The environmental impacts are a whole lot different with animals that are fed grass. The National Trust, a conservation non-profit in the United Kingdom, found that grass-fed beef reduces the carbon footprint, along with increasing the biodiversity of pasture ecosystems. In basic terms: it’s beneficial to the environment.
Grass-fed, organic meat has also been shown to have higher levels of Omega 3s, CLA’s and TVA’s (healthy fats), along with higher carotenoids, which is a signal of nutrient density, compared to grain-fed animals.
The main problem with people’s view on meat is that it appears to be politically based, rather than evaluating the real facts. Vegans and vegetarians are radically against the consumption of meat in general, they seem to pay no attention to the type of farming process involved with the livestock.

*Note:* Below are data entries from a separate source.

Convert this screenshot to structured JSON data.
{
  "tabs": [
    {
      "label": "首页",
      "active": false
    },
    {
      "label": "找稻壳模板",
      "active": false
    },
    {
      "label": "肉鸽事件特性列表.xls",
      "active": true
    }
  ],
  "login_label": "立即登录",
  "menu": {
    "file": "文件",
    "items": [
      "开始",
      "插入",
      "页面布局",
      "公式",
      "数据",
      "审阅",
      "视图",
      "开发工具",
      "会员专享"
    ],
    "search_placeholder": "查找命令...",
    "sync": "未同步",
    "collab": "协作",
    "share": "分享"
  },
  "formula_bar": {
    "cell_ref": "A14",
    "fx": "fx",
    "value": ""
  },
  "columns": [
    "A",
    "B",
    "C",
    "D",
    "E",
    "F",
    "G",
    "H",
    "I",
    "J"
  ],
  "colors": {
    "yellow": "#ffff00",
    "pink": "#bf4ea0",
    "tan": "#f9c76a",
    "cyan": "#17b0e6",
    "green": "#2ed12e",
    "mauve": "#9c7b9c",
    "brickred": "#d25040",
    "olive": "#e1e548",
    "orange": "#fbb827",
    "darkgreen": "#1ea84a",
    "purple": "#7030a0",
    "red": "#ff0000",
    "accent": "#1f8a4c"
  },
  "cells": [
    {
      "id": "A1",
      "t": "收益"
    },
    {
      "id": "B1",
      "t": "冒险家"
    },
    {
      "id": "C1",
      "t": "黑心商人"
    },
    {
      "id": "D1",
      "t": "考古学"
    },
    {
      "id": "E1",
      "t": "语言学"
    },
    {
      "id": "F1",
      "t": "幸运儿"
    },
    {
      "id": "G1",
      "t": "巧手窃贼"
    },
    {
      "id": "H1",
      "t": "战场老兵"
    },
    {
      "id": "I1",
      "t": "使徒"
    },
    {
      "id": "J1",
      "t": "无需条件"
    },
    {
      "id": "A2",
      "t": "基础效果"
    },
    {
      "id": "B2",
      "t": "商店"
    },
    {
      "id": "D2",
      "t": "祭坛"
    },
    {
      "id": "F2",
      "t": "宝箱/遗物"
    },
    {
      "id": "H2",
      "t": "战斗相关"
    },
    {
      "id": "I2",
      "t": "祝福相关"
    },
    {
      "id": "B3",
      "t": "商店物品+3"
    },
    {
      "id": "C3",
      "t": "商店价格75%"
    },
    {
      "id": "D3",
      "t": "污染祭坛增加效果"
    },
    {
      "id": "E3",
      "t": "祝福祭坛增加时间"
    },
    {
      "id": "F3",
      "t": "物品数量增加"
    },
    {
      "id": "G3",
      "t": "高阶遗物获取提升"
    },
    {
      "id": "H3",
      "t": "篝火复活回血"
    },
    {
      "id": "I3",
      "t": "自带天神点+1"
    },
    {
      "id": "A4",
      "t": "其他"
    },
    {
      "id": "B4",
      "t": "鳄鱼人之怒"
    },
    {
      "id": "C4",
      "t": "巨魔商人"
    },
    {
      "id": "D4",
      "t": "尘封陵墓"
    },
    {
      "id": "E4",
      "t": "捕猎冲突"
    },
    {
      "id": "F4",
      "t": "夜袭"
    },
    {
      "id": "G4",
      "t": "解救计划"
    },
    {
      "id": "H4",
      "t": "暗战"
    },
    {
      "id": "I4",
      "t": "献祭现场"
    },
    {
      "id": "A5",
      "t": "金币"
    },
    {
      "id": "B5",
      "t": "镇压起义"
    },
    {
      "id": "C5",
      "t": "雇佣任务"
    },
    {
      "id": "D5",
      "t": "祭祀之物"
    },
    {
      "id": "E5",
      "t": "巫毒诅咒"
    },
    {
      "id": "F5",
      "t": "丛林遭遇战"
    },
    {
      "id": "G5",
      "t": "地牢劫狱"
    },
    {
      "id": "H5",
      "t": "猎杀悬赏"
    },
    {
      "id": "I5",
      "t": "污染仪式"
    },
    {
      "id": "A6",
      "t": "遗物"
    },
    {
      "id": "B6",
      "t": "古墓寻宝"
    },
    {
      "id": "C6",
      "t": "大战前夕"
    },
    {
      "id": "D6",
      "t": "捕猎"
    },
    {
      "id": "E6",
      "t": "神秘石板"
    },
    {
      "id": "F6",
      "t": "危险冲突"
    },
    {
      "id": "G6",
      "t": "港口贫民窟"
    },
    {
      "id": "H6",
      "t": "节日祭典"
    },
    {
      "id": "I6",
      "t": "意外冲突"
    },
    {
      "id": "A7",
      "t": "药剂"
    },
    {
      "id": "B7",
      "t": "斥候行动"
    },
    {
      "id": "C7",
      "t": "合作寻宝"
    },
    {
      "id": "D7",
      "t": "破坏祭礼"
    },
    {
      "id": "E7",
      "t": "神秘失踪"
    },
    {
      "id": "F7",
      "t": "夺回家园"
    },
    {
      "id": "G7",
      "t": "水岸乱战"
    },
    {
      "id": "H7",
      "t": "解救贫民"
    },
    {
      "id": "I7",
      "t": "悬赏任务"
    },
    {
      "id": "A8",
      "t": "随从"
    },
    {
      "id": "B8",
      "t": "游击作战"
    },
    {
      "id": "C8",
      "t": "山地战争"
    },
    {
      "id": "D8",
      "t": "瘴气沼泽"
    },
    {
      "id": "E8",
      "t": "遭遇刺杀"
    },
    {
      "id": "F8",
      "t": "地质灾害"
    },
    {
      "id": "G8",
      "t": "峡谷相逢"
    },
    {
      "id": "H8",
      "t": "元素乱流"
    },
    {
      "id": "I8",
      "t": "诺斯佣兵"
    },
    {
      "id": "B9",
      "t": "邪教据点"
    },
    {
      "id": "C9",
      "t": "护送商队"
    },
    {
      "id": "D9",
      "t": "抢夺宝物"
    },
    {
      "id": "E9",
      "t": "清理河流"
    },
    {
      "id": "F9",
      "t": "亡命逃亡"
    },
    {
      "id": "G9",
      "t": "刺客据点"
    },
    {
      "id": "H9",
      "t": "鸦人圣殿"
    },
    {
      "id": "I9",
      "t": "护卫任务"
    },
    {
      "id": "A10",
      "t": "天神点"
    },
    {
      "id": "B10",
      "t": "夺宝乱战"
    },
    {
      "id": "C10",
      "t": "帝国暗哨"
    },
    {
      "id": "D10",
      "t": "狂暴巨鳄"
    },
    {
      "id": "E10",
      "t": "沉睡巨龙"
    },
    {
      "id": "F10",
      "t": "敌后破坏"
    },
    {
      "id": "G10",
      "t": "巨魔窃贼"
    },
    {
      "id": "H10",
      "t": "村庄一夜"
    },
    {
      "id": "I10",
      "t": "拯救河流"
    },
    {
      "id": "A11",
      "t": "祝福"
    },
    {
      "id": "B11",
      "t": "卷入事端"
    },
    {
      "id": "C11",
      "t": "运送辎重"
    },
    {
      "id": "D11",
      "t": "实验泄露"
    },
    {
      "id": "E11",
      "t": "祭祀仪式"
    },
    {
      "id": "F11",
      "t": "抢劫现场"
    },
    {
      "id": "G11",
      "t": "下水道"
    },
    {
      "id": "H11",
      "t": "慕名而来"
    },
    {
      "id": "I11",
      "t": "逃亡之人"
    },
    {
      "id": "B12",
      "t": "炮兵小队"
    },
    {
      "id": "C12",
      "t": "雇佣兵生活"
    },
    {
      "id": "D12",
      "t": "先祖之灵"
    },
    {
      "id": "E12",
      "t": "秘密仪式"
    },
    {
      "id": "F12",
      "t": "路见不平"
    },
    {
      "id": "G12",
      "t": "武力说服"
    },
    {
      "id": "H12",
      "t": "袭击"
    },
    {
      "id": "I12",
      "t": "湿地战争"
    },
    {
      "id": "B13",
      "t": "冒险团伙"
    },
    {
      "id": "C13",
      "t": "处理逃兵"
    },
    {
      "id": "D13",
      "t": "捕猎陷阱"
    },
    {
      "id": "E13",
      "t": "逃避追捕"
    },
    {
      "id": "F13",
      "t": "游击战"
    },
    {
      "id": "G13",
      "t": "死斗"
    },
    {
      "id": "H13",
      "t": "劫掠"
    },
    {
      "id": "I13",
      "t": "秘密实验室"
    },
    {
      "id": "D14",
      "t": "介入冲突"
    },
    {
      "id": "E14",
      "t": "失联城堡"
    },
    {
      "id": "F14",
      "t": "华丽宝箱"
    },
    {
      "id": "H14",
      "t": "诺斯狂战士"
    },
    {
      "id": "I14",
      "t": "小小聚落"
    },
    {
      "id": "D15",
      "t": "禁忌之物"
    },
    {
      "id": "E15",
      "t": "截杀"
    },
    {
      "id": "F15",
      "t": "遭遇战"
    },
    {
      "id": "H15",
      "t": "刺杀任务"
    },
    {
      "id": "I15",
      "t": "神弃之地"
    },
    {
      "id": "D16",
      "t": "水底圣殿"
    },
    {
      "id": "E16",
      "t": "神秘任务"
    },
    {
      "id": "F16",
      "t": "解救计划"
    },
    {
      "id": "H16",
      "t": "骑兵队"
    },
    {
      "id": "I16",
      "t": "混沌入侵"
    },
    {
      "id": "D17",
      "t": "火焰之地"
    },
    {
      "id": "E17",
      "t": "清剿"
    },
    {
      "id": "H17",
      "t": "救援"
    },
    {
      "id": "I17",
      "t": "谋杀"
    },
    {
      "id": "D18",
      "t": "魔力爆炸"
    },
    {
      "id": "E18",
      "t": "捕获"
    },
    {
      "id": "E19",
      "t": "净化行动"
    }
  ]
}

People like to make blanket statements blaming meat for many of the environmental problems today. It would be more worthy to direct this animosity against eating meat towards the factory farming process. It’s obvious that large, industrial meat production contributes to many environmental and health problems.
The good news is that the attitude towards red meat is shifting. Demand for grass-fed beef has grown by a rate of 25-30 percent annually in the past decade. People’s requests for meat from healthy, humanely treated animals has even seeped into the fast food sector, the group that is most notorious for using large factory farms.
Carl’s Jr. recently released a grass-fed burger option on their menu and you can even pick up a grass-fed burger from Gastro Burger in Hamilton Dining.
Burgerville, the northwest-based fast food chain makes sure all their beef is hormone free, antibiotic free and comes from humanely treated cows. Burgerville CEO Jeff Harvey is attempting to change the model for fast food production.
“I believe personally, that there are better environmental cost distinctions with local food as a whole when you look at transportation and storage and packaging,” said Harvey.
Most industrial meat in the U.S. comes from the midwest, with large meat packing processors like IBC, Inc., a subsidiary of Tyson Foods, dominating the market. Sourcing meat locally seems like an obvious answer to cutting down costs, leading to a stable business model that could increase businesses’ revenues.
While the political stigma against red meat remains strong in certain corners, as consumers become more aware of the real story on red meat, people’s attitudes will continue shifting.
“We do believe that the desire for these features [organic, pesticide-free, etc.] are going to grow over time, particularly in the Northwest,” said Harvey.